Indeed, apparently the three games I have mentioned so far (Myst, Quake, and at least ADoom) have one particular characteristic in common, and it's a surprising one at that. For years, many Amiga game developers have stubbornly broken the programming rules, and as a result, have continued to produce software that takes over the system, and crashes on non-standard hardware configurations. It becomes extremely tiring, to say the least.
But the Amiga versions of Myst, Quake, and Doom (again, ADoom in particular) are all (are you ready for this) SYSTEM-FRIENDLY, AND FULLY MULTITASKING. Yes, folks, believe it or not, these three games that are making so many waves right now actually won't take over your Amiga! Okay, enough with the sarcasm. But this is extremely significant. Quake promises to include Amiga-style menus, and even ARexx support. Not to mention the use of the OS screenmode database, among a host of other wonderful Amiga-style features. To someone like me who is a real stickler for adherence to the style guide, this is music to my ears. It's been an arduous enough struggle getting applications programmers to follow all the rules, but now game developers are doing it too.

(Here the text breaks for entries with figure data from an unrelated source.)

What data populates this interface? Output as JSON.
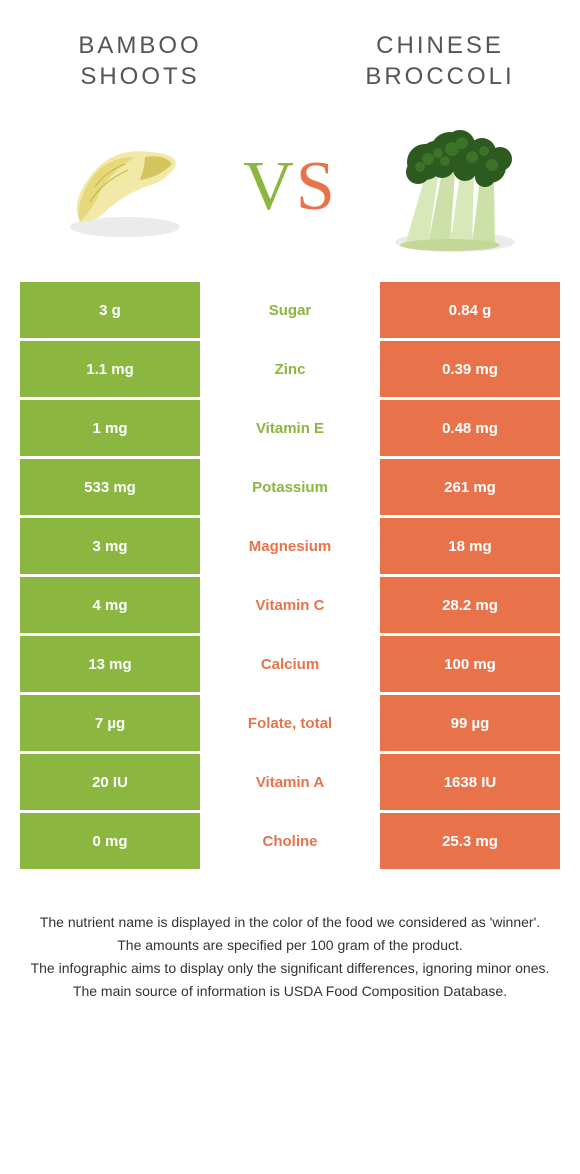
{
  "foods": {
    "left": {
      "name": "Bamboo shoots"
    },
    "right": {
      "name": "Chinese broccoli"
    }
  },
  "vs": {
    "v": "V",
    "s": "S"
  },
  "colors": {
    "green": "#8bb63f",
    "orange": "#e8734a",
    "white": "#ffffff"
  },
  "rows": [
    {
      "left": "3 g",
      "label": "Sugar",
      "right": "0.84 g",
      "winner": "left"
    },
    {
      "left": "1.1 mg",
      "label": "Zinc",
      "right": "0.39 mg",
      "winner": "left"
    },
    {
      "left": "1 mg",
      "label": "Vitamin E",
      "right": "0.48 mg",
      "winner": "left"
    },
    {
      "left": "533 mg",
      "label": "Potassium",
      "right": "261 mg",
      "winner": "left"
    },
    {
      "left": "3 mg",
      "label": "Magnesium",
      "right": "18 mg",
      "winner": "right"
    },
    {
      "left": "4 mg",
      "label": "Vitamin C",
      "right": "28.2 mg",
      "winner": "right"
    },
    {
      "left": "13 mg",
      "label": "Calcium",
      "right": "100 mg",
      "winner": "right"
    },
    {
      "left": "7 µg",
      "label": "Folate, total",
      "right": "99 µg",
      "winner": "right"
    },
    {
      "left": "20 IU",
      "label": "Vitamin A",
      "right": "1638 IU",
      "winner": "right"
    },
    {
      "left": "0 mg",
      "label": "Choline",
      "right": "25.3 mg",
      "winner": "right"
    }
  ],
  "footer": [
    "The nutrient name is displayed in the color of the food we considered as 'winner'.",
    "The amounts are specified per 100 gram of the product.",
    "The infographic aims to display only the significant differences, ignoring minor ones.",
    "The main source of information is USDA Food Composition Database."
  ]
}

Excellent!
And even ADoom (I haven't tried the other ports), the only effort here that is non-commercial in nature, supports multitasking, screen-flipping, the screenmode database, etc.
And as I said, this is a very refreshing trend -- not just because some very good games are coming over to the Amiga platform (after all, "our" developers have been periodically producing winners right along), but because finally, the old notion that a game must disable the operating system and program the hardware directly in order to run well on an Amiga is being dispelled completely and utterly. I think Quake's ability to run on a 68020 with AGA attests well enough to this. But I don't need lists of specifations in order to know this, because I have played ADoom, and it runs superbly on my 68060/AGA system (and almost playably on the old 68030/ECS A500). In fact, it runs as well as any rule-breaking program I've ever used. But what's really new is the idea that I can actually pause a game, and go answer some e-mail, all without a single reboot. Isn't progress nice?
The main idea here, however, is an unmistakable trend. Yes, nobody is quite sure what to expect from the future of our platform of Amiga-based systems (since based on what Joe Torre said, we won't be seeing any more "true" "Amigas"); but we have been witness to massive achievements taking our "dead" platform above and beyond what anybody could ever have imagined. phase 5 produced top-of-the-line 680x0 accelerators for years, and now brings us the PowerPC; superb efforts from many parties have yielded several suites' worth of outstanding Internet and telecommunications software for the Amiga; 3rd parties have given us workable retargetable graphics and audio schemes, and the hardware to use them; and now we are seeing world-class games once considered out of reach brought to the Amiga, and in an extremely elegant and successful manner.
I don't know about you, but I'm not going anywhere. It's just now starting to get fun.